No citado filme, o patriarca vivido por Gene Hackman resolve voltar para casa a pretexto de reconquistar a família. Na verdade, ele havia sido despejado do hotel onde morou por mais de duas décadas. Meu pai também foi despejado de um hotelzinho na rua do Paraíso, e voltou a morar conosco. Não precisou de desculpas afetivas. Sua presença instalava um clima de tensão constante na casa. Naquela época, a única coisa extraordinária, era o medo que a gente sentia.
Há quem compare os personagens do filme com personagens dos contos de Salinger. Em seu romance mais famoso, o jovem narrador-personagem tem um desempenho pífio num sofisticado internato para rapazes. A história se desenrola no intervalo de poucos dias, entre o fim do ano letivo e o retorno para casa. Suas ruminações refletem um espírito de inadequação profunda e de contestação ao status quo. Ao se deparar com os diversos conflitos inerentes à vida, ele assume uma postura pessimista e questionadora. Os adultos são vistos como impostores e hipócritas. E é fácil reconhecer esse comportamento como um dos efeitos do amadurecimento.

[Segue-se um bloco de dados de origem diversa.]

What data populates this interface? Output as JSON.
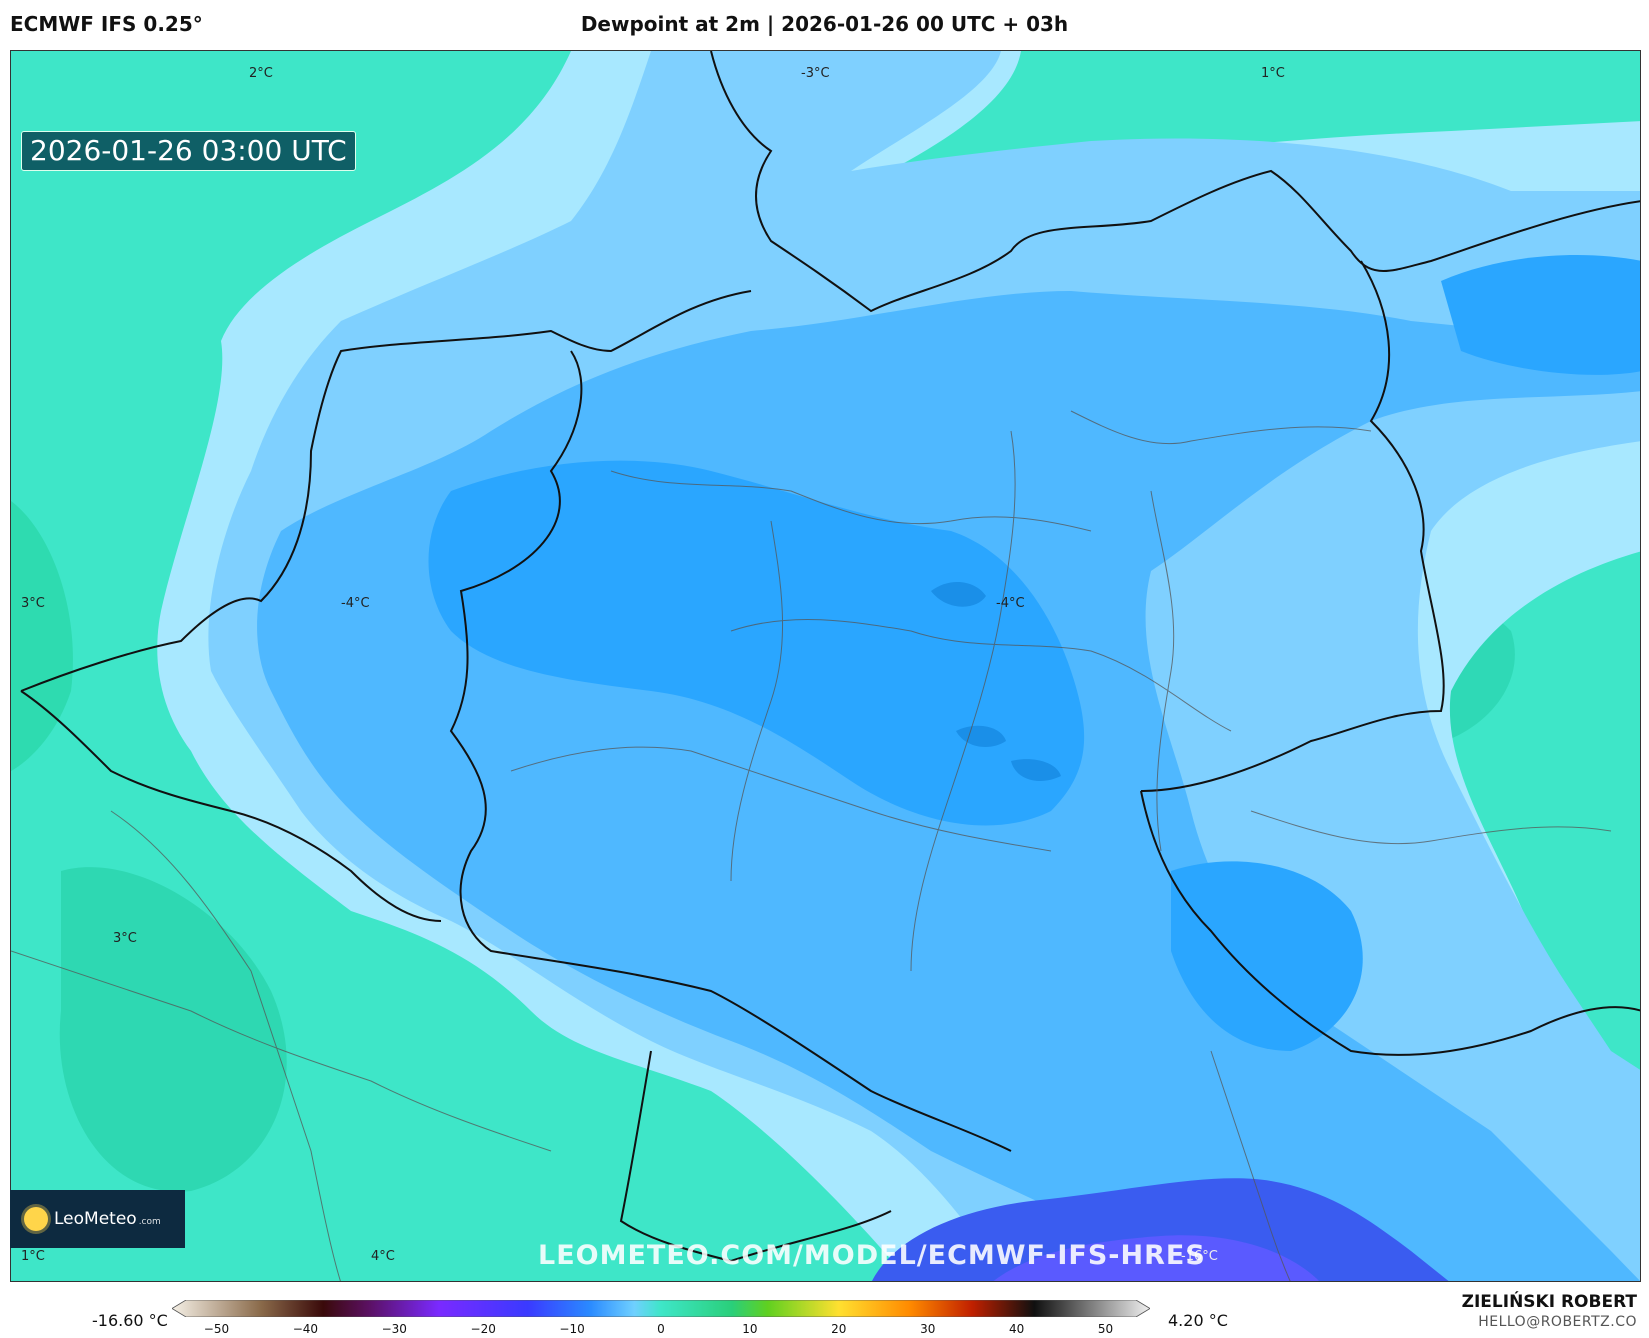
{
  "header": {
    "model": "ECMWF IFS 0.25°",
    "title": "Dewpoint at 2m | 2026-01-26 00 UTC + 03h"
  },
  "map": {
    "timestamp": "2026-01-26 03:00 UTC",
    "contour_labels": [
      {
        "text": "2°C"
      },
      {
        "text": "-3°C"
      },
      {
        "text": "1°C"
      },
      {
        "text": "3°C"
      },
      {
        "text": "-4°C"
      },
      {
        "text": "-4°C"
      },
      {
        "text": "3°C"
      },
      {
        "text": "1°C"
      },
      {
        "text": "4°C"
      },
      {
        "text": "-16°C"
      }
    ],
    "watermark": "LEOMETEO.COM/MODEL/ECMWF-IFS-HRES",
    "logo": {
      "name": "LeoMeteo",
      "suffix": ".com"
    }
  },
  "legend": {
    "min_label": "-16.60 °C",
    "max_label": "4.20 °C",
    "ticks": [
      "−50",
      "−40",
      "−30",
      "−20",
      "−10",
      "0",
      "10",
      "20",
      "30",
      "40",
      "50"
    ],
    "range": [
      -55,
      55
    ],
    "stops": [
      {
        "v": -55,
        "c": "#f5f0e6"
      },
      {
        "v": -45,
        "c": "#8a6a4a"
      },
      {
        "v": -38,
        "c": "#3a0a0a"
      },
      {
        "v": -33,
        "c": "#5a1060"
      },
      {
        "v": -25,
        "c": "#7a2aff"
      },
      {
        "v": -15,
        "c": "#3a3aff"
      },
      {
        "v": -8,
        "c": "#2a8aff"
      },
      {
        "v": -3,
        "c": "#6fd0ff"
      },
      {
        "v": 0,
        "c": "#3ee6c8"
      },
      {
        "v": 8,
        "c": "#2acf7a"
      },
      {
        "v": 12,
        "c": "#60d020"
      },
      {
        "v": 20,
        "c": "#ffe030"
      },
      {
        "v": 28,
        "c": "#ff8a00"
      },
      {
        "v": 35,
        "c": "#c02000"
      },
      {
        "v": 42,
        "c": "#101010"
      },
      {
        "v": 55,
        "c": "#f0f0f0"
      }
    ]
  },
  "credits": {
    "author": "ZIELIŃSKI ROBERT",
    "email": "HELLO@ROBERTZ.CO"
  }
}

Visto de longe, o menino que fora reconhecido por feitos incomuns (embora não fossem em nada geniais) não teve nenhuma crise proveniente de uma decepção geral com os caminhos que seguiu ─ nem sempre por escolha própria. Não faltou vontade de colocar a culpa em traumas e íncubos oriundos de uma primeira formação muito tumultuada.
Uma colega de trabalho me falou orgulhosa do filho de cinco anos que havia feito um trocadilho com o nome da escola, Costa Melo. Tudo na criança tem cheiro de novidade. A descoberta do mundo, o desenvolvimento da linguagem, as perguntas desconcertantes (como se chama o pai de Deus?). Millôr Fernandes dizia que “todo homem nasce original e morre plágio”.
Eu mesmo não fazia a menor ideia de como era aquele bolero açucarado composto em espanhol. Pesquei o nome numa conversa entre um casal de brasileiros e um casal argentino, na praia.
Um coleguinha me induziu a responder de modo sarcástico ao questionamento da professora, com a alegação de que ela não olhava os deveres mais antigos. Ela deixava o recado para que os pais resolvessem o problema.
Numa feira de livros que acontecia na pracinha do bairro, abri um título a esmo. Naquela página estava escrito: “Cumpro esse dever, ou essa sorte, sem grande esforço nem notável desinteligência”. Aquilo me deixou desassossegado. A ponto de desdenhar da sorte, e deixar isso registrado numa prova da escola. A minha precocidade antecipava apenas o lado obscuro da vida adulta.